Below is a table listing metrics. For further information, please read the About and Contribute pages.

Legend:

TCP: Test Case Prioritization
TCS: Test Case Selection
TSR: Test Suite Reduction
TSA: Test Suite Augmentation

Category	Name	Description
Effectiveness	Selection/reduction count/percentage	Absolute or relative size of the resulting test suite compared to the original.
Effectiveness	Average Percentage of Faults Detected (APFD)	A measure of how quickly a test suite detects faults, on average. Includes many variations, such as APFDc and NAPFD.
Effectiveness	Testing time	Time required to execute the prioritized/selected/reduced test suite as opposed to the original suite.
Effectiveness	Accuracy/precision/recall	Measures of correctness and completeness of the resulting test suite (e.g., count of false positives and false negatives).
Effectiveness	Fault Detection Capability	Number or proportion of faults detected by the resulting suite compared to the original.
Effectiveness	Fault Detection Rate (FDR)	Time to detect faults compared to the optimal RT suite.
Effectiveness	Coverage Effectiveness (CE)	Measure of the tradeoff between cost of the test suite and structural coverage of the SUT.
Effectiveness	Time/tests To First Failure	Number of tests or amount of time needed to reach the first failure.
Effectiveness	Fault detection within a budget	Faults still detected when restricting the testing time budget.
Effectiveness	Cost-benefit model	Mathematical models considering costs and benefits of applying a technique throughout development.
Effectiveness	Fault Detection Loss	Number or proportion of faults undetected by the selected/reduced test suite compared to the original.
Effectiveness	Comparison to expert	Compares the output of the tool with a list of tests selected by the project architect.
Effectiveness	Faults per tests/time	Number of faults deteted per number of tests or testing time.
Effectiveness	Number of tests added	Number of tests added to the test suite.
Effectiveness	Algorithm performance measures	Fitness value or hypervolume metrics applied to search-based algorithms
Effectiveness	Accumulated regression risk	How much of the "regression risk" is covered by the tests.

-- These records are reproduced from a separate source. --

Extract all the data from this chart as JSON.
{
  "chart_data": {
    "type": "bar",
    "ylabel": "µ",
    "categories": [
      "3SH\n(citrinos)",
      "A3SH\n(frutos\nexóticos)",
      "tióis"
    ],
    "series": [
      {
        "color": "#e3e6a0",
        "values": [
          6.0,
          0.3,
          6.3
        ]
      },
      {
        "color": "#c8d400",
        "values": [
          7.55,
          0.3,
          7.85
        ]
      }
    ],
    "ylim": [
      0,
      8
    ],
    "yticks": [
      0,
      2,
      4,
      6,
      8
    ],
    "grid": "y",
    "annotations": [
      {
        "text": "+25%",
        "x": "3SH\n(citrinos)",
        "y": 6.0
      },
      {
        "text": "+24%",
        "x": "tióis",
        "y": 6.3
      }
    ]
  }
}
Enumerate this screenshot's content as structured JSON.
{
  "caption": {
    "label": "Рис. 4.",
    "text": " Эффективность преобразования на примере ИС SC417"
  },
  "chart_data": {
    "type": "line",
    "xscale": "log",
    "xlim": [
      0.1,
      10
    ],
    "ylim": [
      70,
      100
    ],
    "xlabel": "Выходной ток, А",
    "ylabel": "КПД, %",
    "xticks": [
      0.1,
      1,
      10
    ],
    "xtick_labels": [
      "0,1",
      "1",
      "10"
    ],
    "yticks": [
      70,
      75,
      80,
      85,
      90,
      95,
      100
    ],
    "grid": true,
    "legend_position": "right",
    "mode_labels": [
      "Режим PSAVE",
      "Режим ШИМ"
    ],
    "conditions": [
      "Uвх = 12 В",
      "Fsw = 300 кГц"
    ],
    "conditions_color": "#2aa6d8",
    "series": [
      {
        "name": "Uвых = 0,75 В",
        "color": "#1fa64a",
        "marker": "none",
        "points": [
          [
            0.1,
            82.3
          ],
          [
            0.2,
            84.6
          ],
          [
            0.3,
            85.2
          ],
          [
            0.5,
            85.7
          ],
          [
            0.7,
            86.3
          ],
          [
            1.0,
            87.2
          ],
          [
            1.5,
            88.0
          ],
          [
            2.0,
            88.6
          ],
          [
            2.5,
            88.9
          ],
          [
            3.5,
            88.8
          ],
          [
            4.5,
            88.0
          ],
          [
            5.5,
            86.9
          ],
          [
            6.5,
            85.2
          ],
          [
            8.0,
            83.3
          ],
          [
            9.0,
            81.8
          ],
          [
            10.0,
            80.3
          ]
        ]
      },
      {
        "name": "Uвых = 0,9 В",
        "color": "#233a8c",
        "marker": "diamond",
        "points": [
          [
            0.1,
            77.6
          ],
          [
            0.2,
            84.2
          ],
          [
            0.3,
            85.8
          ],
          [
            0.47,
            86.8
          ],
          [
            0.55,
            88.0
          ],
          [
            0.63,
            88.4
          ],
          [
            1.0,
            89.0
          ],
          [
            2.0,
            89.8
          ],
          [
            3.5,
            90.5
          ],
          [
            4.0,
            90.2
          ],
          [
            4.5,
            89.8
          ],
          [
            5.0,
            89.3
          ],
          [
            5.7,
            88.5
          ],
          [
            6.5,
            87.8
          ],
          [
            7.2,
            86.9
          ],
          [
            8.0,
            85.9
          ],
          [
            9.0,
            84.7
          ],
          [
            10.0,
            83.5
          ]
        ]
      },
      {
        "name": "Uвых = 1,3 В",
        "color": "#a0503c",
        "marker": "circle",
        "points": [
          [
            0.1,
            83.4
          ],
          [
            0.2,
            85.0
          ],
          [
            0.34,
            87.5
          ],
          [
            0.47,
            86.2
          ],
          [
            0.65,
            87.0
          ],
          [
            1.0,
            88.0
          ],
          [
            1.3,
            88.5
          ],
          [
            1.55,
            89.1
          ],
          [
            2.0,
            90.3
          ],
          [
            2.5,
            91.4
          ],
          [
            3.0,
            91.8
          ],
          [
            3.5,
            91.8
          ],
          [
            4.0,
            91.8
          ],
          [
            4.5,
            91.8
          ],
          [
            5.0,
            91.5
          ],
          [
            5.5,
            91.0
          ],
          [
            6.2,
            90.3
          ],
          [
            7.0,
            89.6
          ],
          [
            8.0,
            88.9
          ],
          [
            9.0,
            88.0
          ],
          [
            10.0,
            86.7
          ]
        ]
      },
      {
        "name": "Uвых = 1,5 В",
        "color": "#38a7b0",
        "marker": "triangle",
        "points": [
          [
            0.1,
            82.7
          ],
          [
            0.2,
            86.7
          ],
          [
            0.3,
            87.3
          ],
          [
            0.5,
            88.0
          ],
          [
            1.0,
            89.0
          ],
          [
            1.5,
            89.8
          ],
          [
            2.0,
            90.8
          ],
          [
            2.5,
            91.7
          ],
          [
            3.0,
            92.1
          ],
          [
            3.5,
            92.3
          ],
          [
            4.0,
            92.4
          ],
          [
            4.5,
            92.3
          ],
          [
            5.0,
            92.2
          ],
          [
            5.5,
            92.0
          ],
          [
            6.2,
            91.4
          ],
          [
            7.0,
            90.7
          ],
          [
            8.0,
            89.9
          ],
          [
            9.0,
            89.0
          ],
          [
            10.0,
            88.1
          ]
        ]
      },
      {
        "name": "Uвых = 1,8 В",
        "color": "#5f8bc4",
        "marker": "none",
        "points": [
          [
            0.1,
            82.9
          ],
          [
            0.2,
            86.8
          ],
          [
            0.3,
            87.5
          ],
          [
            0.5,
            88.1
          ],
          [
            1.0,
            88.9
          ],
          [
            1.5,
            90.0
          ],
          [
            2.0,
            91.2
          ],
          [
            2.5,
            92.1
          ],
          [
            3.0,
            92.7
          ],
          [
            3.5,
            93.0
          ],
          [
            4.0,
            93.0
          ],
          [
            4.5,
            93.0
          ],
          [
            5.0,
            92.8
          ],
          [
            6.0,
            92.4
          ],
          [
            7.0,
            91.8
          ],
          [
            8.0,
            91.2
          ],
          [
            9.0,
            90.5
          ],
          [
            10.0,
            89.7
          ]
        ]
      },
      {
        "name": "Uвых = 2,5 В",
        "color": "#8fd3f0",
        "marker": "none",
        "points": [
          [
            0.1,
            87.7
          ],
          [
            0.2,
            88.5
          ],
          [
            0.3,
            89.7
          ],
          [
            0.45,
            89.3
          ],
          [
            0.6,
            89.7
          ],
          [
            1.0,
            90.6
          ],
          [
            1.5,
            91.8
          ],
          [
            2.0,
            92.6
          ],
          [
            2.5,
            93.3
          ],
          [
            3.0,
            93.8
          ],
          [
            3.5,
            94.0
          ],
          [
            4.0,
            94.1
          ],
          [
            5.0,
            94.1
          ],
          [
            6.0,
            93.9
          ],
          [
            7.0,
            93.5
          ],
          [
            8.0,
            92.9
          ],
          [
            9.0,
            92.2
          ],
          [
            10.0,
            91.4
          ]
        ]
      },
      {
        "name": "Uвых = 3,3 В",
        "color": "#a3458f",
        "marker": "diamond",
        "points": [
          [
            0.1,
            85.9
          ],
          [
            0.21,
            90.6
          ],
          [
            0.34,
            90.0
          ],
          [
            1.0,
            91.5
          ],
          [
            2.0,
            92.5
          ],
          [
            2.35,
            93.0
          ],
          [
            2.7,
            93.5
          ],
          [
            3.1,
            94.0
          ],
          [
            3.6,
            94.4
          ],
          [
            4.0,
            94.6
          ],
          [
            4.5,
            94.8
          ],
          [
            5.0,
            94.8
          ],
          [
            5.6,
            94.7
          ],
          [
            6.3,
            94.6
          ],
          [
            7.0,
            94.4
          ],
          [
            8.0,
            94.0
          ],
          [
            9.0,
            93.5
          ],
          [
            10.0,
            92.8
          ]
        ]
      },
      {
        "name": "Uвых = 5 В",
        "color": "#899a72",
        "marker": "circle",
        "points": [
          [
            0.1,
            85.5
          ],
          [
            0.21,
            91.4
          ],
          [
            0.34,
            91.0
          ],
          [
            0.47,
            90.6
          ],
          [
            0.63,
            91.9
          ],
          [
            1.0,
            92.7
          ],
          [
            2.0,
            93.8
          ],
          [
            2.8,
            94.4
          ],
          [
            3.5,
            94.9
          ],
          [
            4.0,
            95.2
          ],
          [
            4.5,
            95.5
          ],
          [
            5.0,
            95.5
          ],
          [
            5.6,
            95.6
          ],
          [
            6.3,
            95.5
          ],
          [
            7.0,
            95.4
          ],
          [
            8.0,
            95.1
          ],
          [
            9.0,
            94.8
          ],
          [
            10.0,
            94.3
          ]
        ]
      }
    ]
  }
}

Effectiveness	Root-mean-square-error (RMSE)	Compares the predicted and observed results.
Effectiveness	Rank Percentile Average (RPA)	Comparison between the predicted ranking and the actual ranking (from the dataset).
Effectiveness	Most Likely Relative Position (MRP)	Average position of first failed test, i.e. an estimate of how long the suite takes to find the first fault.

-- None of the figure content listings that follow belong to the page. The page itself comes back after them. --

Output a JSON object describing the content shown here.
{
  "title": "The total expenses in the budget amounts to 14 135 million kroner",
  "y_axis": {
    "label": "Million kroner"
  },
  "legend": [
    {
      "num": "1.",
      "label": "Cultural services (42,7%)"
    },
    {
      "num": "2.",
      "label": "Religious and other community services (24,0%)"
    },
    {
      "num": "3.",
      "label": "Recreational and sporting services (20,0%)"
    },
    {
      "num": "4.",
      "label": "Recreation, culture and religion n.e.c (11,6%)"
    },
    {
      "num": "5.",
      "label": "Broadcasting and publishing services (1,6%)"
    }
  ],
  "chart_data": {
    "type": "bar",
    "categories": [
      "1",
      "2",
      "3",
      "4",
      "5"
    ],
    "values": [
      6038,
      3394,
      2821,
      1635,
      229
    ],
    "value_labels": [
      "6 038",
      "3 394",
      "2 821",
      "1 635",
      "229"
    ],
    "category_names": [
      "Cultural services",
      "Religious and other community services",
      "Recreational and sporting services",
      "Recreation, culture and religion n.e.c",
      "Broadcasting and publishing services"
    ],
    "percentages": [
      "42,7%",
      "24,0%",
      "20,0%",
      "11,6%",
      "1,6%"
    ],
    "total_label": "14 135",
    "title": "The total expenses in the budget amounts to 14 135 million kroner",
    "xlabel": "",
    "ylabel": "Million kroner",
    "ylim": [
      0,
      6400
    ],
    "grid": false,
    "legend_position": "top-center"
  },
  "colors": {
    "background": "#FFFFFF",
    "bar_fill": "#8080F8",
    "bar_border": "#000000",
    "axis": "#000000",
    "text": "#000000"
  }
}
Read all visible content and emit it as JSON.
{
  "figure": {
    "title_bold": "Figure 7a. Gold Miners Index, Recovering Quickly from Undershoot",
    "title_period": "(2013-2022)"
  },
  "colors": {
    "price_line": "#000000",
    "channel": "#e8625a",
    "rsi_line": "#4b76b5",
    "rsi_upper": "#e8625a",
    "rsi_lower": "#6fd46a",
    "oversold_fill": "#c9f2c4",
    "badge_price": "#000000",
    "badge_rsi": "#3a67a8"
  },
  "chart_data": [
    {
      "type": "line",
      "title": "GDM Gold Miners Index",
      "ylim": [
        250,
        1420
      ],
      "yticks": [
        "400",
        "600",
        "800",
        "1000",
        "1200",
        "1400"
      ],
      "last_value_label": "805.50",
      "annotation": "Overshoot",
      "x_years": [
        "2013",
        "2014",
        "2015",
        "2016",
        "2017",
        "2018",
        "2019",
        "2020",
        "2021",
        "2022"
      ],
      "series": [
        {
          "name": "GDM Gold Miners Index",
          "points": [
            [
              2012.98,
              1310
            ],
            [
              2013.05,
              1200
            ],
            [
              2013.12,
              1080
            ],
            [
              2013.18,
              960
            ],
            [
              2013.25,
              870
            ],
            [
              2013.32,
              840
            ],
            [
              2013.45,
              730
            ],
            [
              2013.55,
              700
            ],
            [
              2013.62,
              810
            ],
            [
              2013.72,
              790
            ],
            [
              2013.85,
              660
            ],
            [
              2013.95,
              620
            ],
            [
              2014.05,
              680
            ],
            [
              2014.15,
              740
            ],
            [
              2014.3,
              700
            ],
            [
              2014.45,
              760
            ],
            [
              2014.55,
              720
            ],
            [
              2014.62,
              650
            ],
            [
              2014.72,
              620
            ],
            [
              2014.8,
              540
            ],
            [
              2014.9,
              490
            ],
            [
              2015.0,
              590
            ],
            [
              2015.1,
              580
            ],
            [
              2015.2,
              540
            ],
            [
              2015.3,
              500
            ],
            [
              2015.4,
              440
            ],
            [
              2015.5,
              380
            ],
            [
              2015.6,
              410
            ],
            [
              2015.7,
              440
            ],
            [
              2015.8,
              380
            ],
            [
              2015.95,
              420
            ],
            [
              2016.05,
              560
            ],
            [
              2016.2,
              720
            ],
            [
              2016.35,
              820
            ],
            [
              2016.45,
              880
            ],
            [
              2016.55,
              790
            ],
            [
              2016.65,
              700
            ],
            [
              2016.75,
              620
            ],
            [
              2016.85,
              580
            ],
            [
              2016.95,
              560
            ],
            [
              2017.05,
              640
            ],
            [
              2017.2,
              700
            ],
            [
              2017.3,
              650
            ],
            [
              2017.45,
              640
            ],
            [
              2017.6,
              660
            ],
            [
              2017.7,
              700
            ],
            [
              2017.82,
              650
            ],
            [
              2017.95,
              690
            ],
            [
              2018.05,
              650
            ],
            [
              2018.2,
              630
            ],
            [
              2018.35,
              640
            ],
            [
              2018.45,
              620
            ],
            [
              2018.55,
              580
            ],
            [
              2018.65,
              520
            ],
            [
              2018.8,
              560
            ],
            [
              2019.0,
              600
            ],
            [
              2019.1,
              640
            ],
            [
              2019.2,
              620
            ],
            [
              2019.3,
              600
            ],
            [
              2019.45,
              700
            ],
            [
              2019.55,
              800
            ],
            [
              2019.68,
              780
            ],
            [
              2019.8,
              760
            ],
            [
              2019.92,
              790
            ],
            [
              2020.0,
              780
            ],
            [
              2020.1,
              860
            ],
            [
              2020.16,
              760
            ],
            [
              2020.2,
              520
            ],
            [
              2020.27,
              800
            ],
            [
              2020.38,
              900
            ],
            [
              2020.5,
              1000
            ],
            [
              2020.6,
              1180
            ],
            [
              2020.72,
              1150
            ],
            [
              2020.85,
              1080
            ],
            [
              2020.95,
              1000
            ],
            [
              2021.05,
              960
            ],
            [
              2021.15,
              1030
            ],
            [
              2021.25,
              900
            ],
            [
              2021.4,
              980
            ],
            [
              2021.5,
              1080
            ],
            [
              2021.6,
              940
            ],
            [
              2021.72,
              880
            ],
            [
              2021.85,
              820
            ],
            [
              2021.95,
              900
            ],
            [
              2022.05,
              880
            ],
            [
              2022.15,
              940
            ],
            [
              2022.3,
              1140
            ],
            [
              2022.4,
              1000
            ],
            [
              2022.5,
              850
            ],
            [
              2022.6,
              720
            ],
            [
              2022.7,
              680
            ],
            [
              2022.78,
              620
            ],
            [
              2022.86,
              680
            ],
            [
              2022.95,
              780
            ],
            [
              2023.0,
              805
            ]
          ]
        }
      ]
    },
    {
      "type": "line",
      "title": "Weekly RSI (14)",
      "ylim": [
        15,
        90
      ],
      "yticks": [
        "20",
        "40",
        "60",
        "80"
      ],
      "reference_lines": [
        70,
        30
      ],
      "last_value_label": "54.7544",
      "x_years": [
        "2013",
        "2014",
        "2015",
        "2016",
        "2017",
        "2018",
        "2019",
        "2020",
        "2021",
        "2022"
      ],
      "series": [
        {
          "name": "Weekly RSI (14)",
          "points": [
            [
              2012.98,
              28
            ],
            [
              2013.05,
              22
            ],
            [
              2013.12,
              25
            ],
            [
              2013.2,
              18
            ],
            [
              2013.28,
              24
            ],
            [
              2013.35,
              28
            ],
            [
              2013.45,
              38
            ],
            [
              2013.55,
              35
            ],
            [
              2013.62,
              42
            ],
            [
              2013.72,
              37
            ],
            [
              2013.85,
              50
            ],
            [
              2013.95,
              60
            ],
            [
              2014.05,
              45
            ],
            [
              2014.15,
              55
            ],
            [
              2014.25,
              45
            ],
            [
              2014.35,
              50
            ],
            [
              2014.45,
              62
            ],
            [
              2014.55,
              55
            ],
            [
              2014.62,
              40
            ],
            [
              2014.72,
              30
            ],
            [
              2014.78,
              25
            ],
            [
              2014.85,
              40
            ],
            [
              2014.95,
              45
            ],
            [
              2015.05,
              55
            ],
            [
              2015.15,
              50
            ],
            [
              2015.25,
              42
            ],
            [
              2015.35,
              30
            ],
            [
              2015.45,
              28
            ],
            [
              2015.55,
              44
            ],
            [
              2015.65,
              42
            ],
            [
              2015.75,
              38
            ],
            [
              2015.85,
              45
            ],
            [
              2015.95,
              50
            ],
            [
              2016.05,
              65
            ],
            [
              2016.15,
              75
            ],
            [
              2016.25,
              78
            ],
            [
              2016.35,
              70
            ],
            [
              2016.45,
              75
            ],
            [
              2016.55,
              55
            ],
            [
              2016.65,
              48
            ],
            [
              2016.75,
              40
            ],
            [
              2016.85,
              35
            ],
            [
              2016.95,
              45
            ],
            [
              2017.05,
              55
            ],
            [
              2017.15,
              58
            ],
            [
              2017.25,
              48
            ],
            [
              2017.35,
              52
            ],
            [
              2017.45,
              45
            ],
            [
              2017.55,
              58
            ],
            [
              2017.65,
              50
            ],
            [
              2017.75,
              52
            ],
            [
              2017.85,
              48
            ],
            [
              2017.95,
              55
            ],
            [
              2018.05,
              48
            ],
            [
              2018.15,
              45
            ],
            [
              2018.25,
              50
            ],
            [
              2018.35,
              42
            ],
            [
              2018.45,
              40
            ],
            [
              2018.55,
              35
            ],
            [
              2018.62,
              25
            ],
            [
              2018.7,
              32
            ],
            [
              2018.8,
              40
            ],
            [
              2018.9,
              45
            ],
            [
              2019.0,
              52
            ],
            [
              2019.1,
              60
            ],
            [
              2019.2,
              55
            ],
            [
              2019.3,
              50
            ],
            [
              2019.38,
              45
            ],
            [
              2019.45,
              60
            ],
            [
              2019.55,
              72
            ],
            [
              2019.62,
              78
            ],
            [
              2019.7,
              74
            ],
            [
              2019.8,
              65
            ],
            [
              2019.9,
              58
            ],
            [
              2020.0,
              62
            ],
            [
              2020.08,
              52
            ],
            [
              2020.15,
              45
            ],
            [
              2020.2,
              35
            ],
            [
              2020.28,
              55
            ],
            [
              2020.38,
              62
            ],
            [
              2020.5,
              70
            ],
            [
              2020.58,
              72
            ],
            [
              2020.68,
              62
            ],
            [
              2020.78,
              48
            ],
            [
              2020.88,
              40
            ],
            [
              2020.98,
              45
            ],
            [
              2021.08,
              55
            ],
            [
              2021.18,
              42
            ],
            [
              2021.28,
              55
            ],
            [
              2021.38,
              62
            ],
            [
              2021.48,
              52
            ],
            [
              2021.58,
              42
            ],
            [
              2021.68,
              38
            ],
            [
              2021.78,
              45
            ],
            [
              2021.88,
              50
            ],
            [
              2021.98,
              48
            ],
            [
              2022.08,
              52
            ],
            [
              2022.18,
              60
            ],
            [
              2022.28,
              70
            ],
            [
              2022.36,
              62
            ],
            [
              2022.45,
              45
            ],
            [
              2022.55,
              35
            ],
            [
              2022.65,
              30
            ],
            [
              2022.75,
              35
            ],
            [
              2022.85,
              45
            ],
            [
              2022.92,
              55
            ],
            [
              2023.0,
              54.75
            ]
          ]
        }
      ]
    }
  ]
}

Effectiveness	Savings Factor	Mapping of APFD to dollar savings.
Efficiency	Execution time	Time required to run the tool (e.g., selection time, prioritization time, etc).
Efficiency	Total/End-to-end time	End-to-end time, combining measuring time, execution time and testing time. Due to this, it is a measure of both efficiency and effectiveness.
Efficiency	Memory usage	Measures the amount of memory used by the tool.
Efficiency	Scalability	How well the tool performs on subjects of different sizes.
Efficiency	Measuring time/cost	Measure of how costly is the information needed by the technique (e.g. compiling tests, collecting coverage, training a model).
Other	Applicability/Generality	The variety of SUTs upon which the tool can be applied.
Other	Diagnosability	Cost of diagnosing a fault upon detection.